Turning CI Logs into Actions

When a CI job fails, the first thing you usually do is scroll through a wall of logs trying to spot the error. It’s tedious, slow, and often the exact same dance on every project. You could bolt on scripts to comment on PRs or ping Slack, but then you’re duplicating logic across repos and languages and spreading around more auth tokens than you’d like.

What if instead, your build just emitted special log lines, and a wrapper tool noticed them and took action? That way your CI stays simple, projects don’t need extra secrets, and you get rich behaviour like PR comments or Slack alerts “for free.”

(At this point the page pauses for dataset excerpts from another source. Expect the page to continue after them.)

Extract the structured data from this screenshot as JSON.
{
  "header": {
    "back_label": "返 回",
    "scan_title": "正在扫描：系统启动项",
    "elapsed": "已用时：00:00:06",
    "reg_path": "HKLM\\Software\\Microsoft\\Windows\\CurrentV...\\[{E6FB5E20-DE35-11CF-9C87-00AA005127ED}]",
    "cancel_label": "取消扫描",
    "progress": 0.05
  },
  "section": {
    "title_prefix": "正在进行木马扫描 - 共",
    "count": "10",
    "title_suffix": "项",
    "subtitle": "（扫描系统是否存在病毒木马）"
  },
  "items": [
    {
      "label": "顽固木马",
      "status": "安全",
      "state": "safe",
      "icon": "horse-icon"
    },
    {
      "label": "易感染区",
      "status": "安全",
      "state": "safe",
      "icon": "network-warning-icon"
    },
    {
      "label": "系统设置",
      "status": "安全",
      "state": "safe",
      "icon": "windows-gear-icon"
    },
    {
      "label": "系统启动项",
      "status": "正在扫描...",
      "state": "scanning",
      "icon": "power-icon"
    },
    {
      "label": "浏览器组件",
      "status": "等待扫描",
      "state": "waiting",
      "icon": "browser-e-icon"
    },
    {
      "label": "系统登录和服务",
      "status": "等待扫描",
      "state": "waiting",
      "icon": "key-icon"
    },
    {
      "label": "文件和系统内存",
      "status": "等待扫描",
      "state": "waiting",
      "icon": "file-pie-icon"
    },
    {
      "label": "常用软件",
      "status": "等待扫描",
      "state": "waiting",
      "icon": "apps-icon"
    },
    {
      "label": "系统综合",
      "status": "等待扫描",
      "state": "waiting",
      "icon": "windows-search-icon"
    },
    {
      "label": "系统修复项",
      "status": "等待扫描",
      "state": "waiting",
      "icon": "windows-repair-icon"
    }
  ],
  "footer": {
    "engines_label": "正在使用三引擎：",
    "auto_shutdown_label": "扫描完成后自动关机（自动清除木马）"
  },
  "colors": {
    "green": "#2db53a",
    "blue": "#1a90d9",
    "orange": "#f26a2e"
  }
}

One way around this is to do something similar to what Xcode does where if I emit a log like warning: This is a warning it will furnish the UI with a nice warning triangle. So in our case if we provide an executable that knows all about pinging slack, GitHub and other services we care about we can have this program wrap our build script and look for special logs. When it sees a log it knows how to handle it can perform the right action. With this new parent process being responsible for executing our build script we can choose to strip out any environment variables we don’t want to share, meaning the parent process can be auth’d to talk to slack and the child will know nothing about it.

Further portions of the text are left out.